Cardiovascular Disease (CVD) is the leading cause of death in the United States. High cholesterol is a key risk factor in developing CVD. Statins are widely prescribed pharmaceuticals that effectively lower cholesterol levels, yet many studies have demonstrated significant muscle dysfunction as a side effect. Symptoms include myalgia, muscle cramps, weakness, and in worst cases, rhabdomyolysis.

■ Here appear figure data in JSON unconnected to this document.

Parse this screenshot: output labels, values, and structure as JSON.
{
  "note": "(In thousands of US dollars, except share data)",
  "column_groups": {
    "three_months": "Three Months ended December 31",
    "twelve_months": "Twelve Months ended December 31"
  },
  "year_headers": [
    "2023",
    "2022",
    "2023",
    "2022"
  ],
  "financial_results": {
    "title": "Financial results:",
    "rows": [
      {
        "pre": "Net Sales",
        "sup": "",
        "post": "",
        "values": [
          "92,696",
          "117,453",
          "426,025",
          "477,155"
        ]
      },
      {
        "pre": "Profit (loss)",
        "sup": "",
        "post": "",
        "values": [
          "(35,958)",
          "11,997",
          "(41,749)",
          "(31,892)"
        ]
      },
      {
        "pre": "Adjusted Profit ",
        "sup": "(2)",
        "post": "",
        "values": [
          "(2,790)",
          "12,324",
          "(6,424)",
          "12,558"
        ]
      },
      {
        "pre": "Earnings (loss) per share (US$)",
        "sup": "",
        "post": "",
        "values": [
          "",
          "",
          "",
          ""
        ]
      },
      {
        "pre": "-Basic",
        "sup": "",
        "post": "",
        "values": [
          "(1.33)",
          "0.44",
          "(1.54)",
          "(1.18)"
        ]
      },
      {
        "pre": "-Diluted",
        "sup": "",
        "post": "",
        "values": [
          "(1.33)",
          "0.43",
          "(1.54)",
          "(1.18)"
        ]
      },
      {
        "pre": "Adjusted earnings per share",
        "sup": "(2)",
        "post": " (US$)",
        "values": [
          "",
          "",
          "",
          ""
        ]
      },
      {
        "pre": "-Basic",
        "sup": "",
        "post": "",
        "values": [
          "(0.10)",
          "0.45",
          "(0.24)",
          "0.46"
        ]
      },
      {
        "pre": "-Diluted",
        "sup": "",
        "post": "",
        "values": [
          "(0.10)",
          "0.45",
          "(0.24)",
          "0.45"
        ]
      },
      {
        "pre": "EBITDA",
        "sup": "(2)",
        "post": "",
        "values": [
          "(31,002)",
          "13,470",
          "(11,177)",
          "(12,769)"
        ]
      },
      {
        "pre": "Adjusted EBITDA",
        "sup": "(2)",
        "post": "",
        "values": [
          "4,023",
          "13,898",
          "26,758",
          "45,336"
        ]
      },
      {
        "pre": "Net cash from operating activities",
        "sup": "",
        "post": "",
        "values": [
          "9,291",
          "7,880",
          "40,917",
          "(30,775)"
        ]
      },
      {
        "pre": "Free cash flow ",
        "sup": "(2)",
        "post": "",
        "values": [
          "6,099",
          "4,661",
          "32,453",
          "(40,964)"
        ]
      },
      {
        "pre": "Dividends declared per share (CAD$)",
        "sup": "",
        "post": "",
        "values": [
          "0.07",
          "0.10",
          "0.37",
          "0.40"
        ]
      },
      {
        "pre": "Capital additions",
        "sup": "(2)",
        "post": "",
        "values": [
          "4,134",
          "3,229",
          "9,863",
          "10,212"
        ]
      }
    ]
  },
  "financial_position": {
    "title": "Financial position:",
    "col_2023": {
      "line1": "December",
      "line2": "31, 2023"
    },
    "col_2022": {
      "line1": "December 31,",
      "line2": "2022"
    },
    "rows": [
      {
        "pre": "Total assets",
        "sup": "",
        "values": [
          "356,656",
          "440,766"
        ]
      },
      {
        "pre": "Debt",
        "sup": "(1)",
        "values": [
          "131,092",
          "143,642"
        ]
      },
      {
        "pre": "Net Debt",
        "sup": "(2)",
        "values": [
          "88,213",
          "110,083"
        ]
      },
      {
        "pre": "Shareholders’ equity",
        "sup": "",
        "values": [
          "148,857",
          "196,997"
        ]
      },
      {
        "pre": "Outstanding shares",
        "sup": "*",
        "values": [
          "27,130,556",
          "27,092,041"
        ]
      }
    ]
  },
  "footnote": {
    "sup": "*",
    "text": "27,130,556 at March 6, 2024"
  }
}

Few studies have investigated the impact of statins on highly physically active individuals such as Masters swimmers. PURPOSE: This study aimed to determine the effects of statin therapy on indicators of muscular strength in trained Masters Swimmers aged 55-75 y. METHODS: 16 participants (63.6+6.1 y, 11 male, 5 females), 7 on statins (S), and 9 not on statins (NS), were recruited through the Minnesota Masters Swimmers Organization. Questionnaires were used during the screening process to gain information about health history and muscle symptoms. Fasting blood cholesterol, triglycerides, and glucose were measured at rest. Grip strength was measured with a hand grip dynomometer. Leg strength was assessed using a custom built Isometric Leg Strength System. A series of 8 arm and leg strength tests were performed and recorded using a manual muscle testing device. Data was analyzed using one-tailed t-tests. Effect sizes were also calculated. RESULTS: No significant difference was found between S and NS in any muscle strength measure. The muscle tests with the highest effect sizes included left elbow flexion (67.54±22.91 (S), 81.15±16.62 (NS), p=0.103, d=0.68, r=0.32) and left elbow extension (55.00±15.13 (S), 61.88±7.18 (NS), p=0.135, d=0.58, r=0.27), both with medium effect sizes. Data from the screening questionnaire demonstrated that of those who experienced muscle symptoms, statin users experienced significantly more interference with physical activity compared with NS (p=0.017, d=4.06, r=0.9). CONCLUSION: We conclude that even though there was no significant difference in muscle strength between the groups, statin users may experience significantly more interference with physical activity due to muscle symptoms compared to non-statin users. Future research should apply a more direct muscle assessment to determine if muscle damage due to statin use is apparent in highly active, trained populations with or without myopathy.